A lista de sintomas duradouros e sequelas associadas à Covid-19 parece aumentar a cada dia. Quais são as principais implicações na área da pneumologia?
Como na fase aguda, não só o efeito do vírus, mas também a resposta inflamatória, é sistêmica, pega vários órgãos, é de se esperar que quando o paciente sair da fase aguda, quer ele tenha se internado ou não, tenha precisado de UTI ou não, esse paciente poderá passar a conviver durante meses com a síndrome pós-covid. Essa síndrome pode ter inúmeras manifestações, e o que o paciente costuma dizer é “eu não voltei a ser o que era antes”. O estado de fadiga é muito comum, mas o paciente pode ter também dores musculares, dores articulares, uma sensação de fraqueza, e essa fraqueza é por falta de capacidade respiratória, porque alguns ficam com sequelas pulmonares, ou por dificuldade muscular. Uma manifestação muito importante é a sarcopenia, a perda de musculatura esquelética. O paciente perdendo massa muscular, ele fica com cansaço geral, com fadiga, mas ele fica também com dificuldade respiratória, porque a nossa respiração depende de músculo, depende do diafragma, dos intercostais, enfim, para respirarmos precisamos de atividade muscular. Não só eles, mas sobretudo os pacientes que passaram por situação de maior gravidade precisam de uma avaliação porque a sarcopenia pode ser revertida totalmente ou parcialmente mediante uma alimentação bem balanceada e um programa de fisioterapia respiratória e motora.
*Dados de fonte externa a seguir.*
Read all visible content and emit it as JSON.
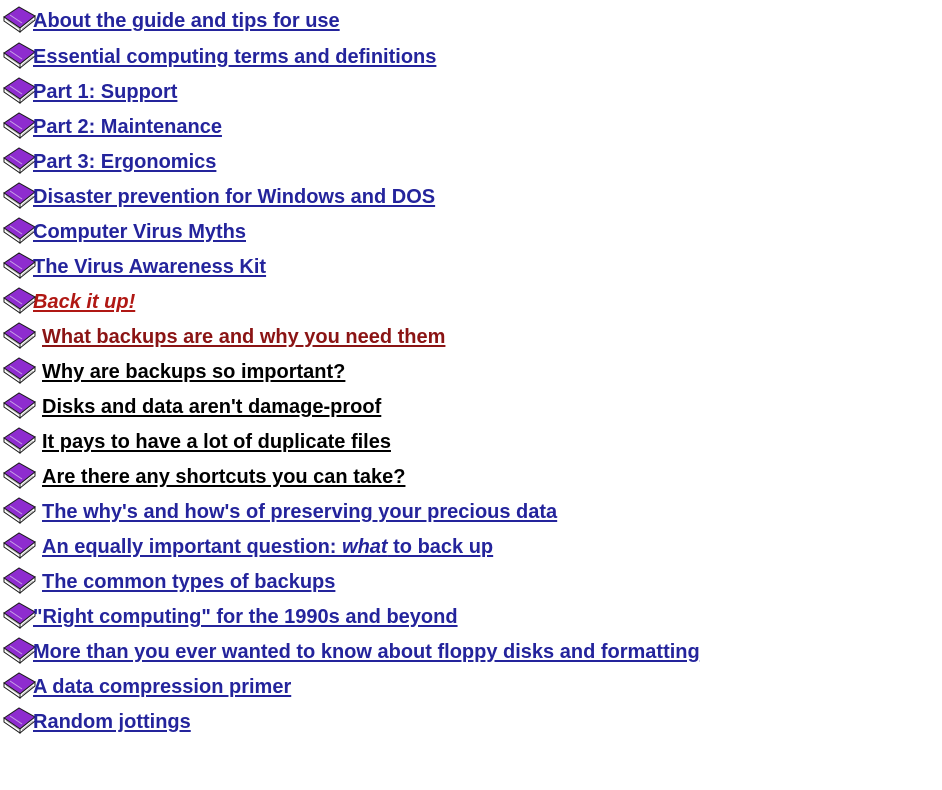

Alguns pacientes ficam com sequelas diretamente pulmonares, um padrão de restrição pulmonar gerado pela fibrose pulmonar que alguns pacientes desenvolvem. Isso pode ser avaliado com testes de função pulmonar, que servem para monitorar, ao longo de meses, como esse paciente ficou e acompanhar se está melhorando. Na área respiratória, especificamente, a avaliação é feita com prova de função pulmonar e tomografia do tórax. Hoje, vemos que a síndrome pós-covid começa a se manifestar em média depois de um mês depois dos sintomas de fase aguda terem desaparecido, mas os estudos têm chegado a seis meses de avaliação em busca de sequelas, que podem acontecer em vários órgãos. Talvez a situação mais crítica é que alguns pacientes ficam dependentes de oxigênio. Em muitos, a gente consegue fazer o desmame do oxigênio, vamos tirando aos poucos, e esse paciente entra num programa de reabilitação, faz fisioterapia, e até volta a fazer exercício físico com desenvoltura. Mas tem casos que o paciente desenvolve uma dependência, quando tira o oxigênio a oxigenação cai e ele não consegue sobreviver sem o uso do oxigênio.